The discussion over at the Slog is getting rather remarkable. I found that one of the more recent posts had a very steady aim when it declared that this discussion was about power. And in her story, she gave the details of almost getting a gallery, but it involved a ‘date’. Now, this is a story I could unfortunately embellish in many added dimensions.
I can only think of two times I showed in New York that did not involve a possible sexual opportunity and as can be projected, one of these exhibitions came from a gay male curator and the other, from a woman. Otherwise the shows were gone when the hopes and moves were over. But looking back, maybe I should have just stuck my elbows way out and been the art whore.
Like when I was invited over to Holly Solomon’s house for a dinner party and did not go. I would go only as a girlfriend, it was abundantly clear, and not as an artist. No doubt I should have just made it obvious that I was an artist too and in no uncertain terms (whatever that is), even if I received only tepid, polite responses. But I just didn’t have enough kahoonies left after my work-day was over, plus too much (ridiculous) pride.
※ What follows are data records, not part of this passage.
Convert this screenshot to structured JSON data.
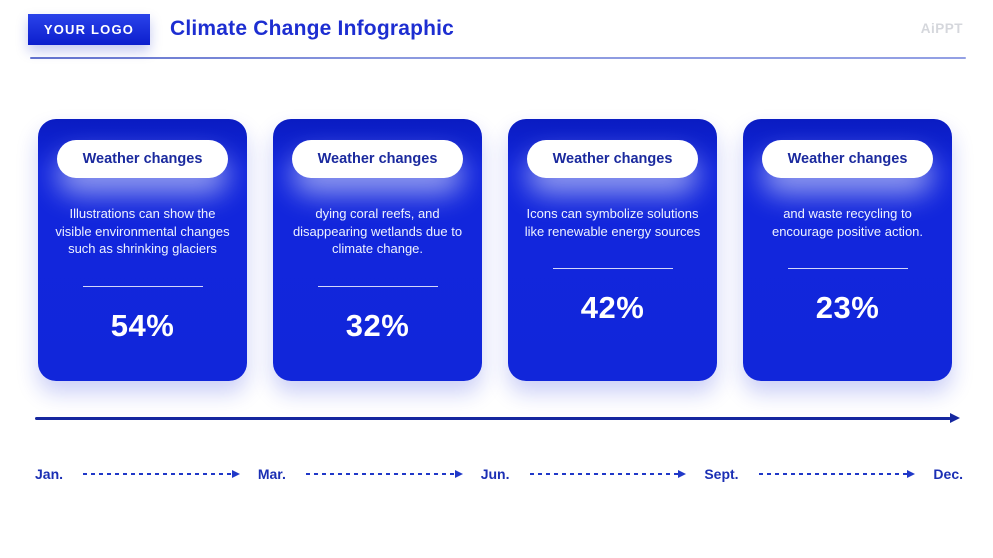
{
  "header": {
    "logo_text": "YOUR LOGO",
    "title": "Climate Change Infographic",
    "watermark": "AiPPT"
  },
  "cards": [
    {
      "pill_label": "Weather changes",
      "description": "Illustrations can show the visible environmental changes such as shrinking glaciers",
      "percent": "54%"
    },
    {
      "pill_label": "Weather changes",
      "description": "dying coral reefs, and disappearing wetlands due to climate change.",
      "percent": "32%"
    },
    {
      "pill_label": "Weather changes",
      "description": "Icons can symbolize solutions like renewable energy sources",
      "percent": "42%"
    },
    {
      "pill_label": "Weather changes",
      "description": "and waste recycling to encourage positive action.",
      "percent": "23%"
    }
  ],
  "timeline": {
    "months": [
      "Jan.",
      "Mar.",
      "Jun.",
      "Sept.",
      "Dec."
    ]
  },
  "colors": {
    "card_blue": "#1126DA",
    "card_blue_dark": "#0A1CC2",
    "title_blue": "#1D2ED1",
    "pill_text_blue": "#1B2A9E",
    "timeline_blue": "#16279F",
    "month_label_blue": "#1B2FB4",
    "header_rule_lavender": "#8B99DF",
    "watermark_gray": "#D5D7DC"
  }
}
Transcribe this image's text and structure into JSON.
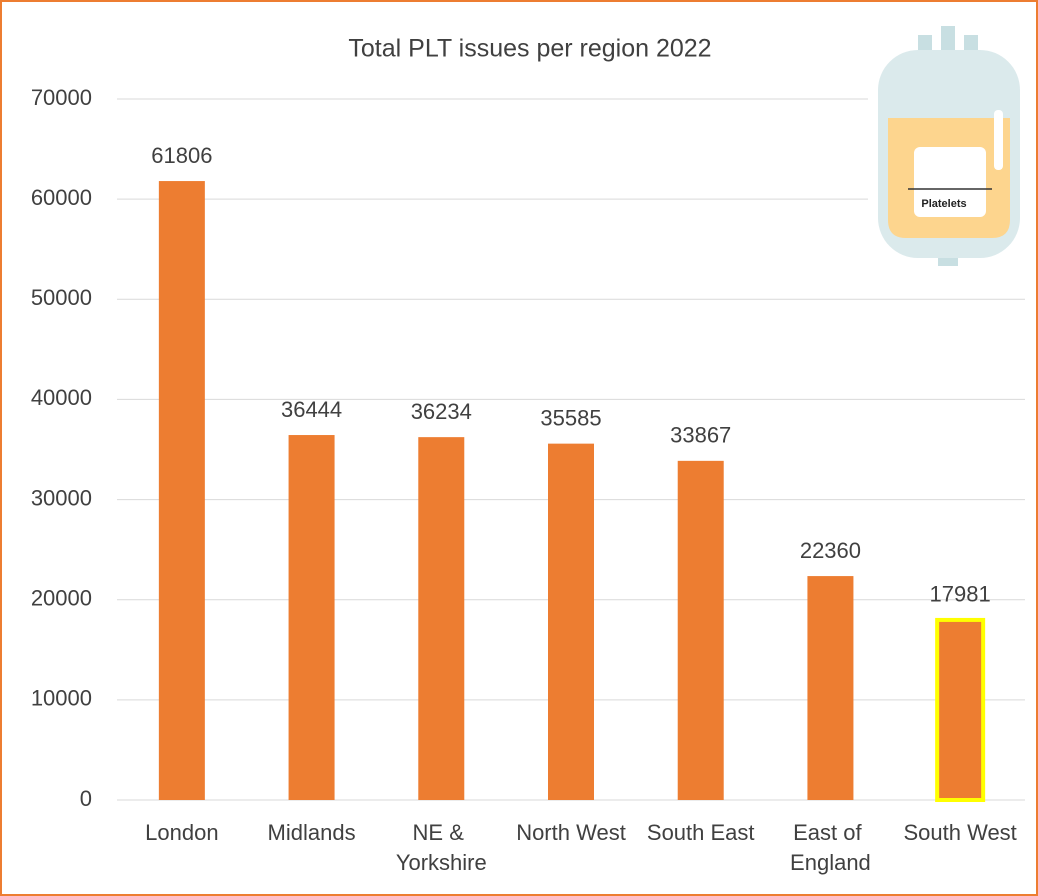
{
  "chart_data": {
    "type": "bar",
    "title": "Total PLT issues per region 2022",
    "categories": [
      "London",
      "Midlands",
      "NE & Yorkshire",
      "North West",
      "South East",
      "East of England",
      "South West"
    ],
    "values": [
      61806,
      36444,
      36234,
      35585,
      33867,
      22360,
      17981
    ],
    "color": "#ed7d31",
    "outline_colors": [
      null,
      null,
      null,
      null,
      null,
      null,
      "#ffff00"
    ],
    "ylim": [
      0,
      70000
    ],
    "yticks": [
      0,
      10000,
      20000,
      30000,
      40000,
      50000,
      60000,
      70000
    ],
    "grid": true,
    "icon_label": "Platelets"
  }
}
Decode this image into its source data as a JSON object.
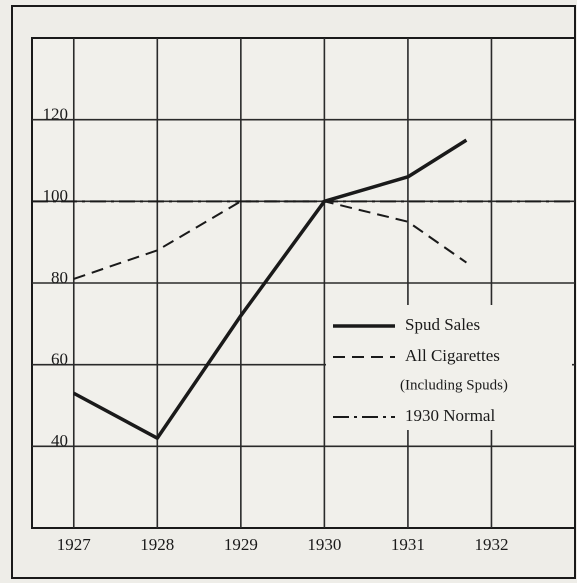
{
  "chart_data": {
    "type": "line",
    "xlim": [
      1926.5,
      1933
    ],
    "xticks": [
      1927,
      1928,
      1929,
      1930,
      1931,
      1932
    ],
    "ylim": [
      20,
      140
    ],
    "yticks": [
      40,
      60,
      80,
      100,
      120
    ],
    "grid": true,
    "legend": "lower right",
    "series": [
      {
        "name": "Spud Sales",
        "color": "#1a1a1a",
        "dash": "solid",
        "x": [
          1927,
          1928,
          1929,
          1930,
          1931,
          1931.7
        ],
        "values": [
          53,
          42,
          72,
          100,
          106,
          115
        ]
      },
      {
        "name": "All Cigarettes",
        "name_note": "(Including Spuds)",
        "color": "#1a1a1a",
        "dash": "dashed",
        "x": [
          1927,
          1928,
          1929,
          1930,
          1931,
          1931.7
        ],
        "values": [
          81,
          88,
          100,
          100,
          95,
          85
        ]
      },
      {
        "name": "1930 Normal",
        "color": "#1a1a1a",
        "dash": "dashdot",
        "x": [
          1926.5,
          1933
        ],
        "values": [
          100,
          100
        ]
      }
    ]
  }
}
There’s the gallery owner who grabbed me as I walked by and placed me on his lap, the fellow who visited my studio and stuck his tongue down my throat before I could use it to say Stop! What is really awful is to recall how many times I was courted by ‘curators’ and even fellow ‘artists’ who turned out to be none of that; just using the one thing I would hold out for. Coffee and promises of dinner made no dent with me, but mention you are in the art world – like any true predator, they know your weakness.
So yes, it’s always about power. I openly acknowledge right here and right now that I started most of my current, ongoing over-cramped life because I couldn’t stand someone else having so much of it over me anymore. Busyness lets you forget, but there's more reconstruction to come.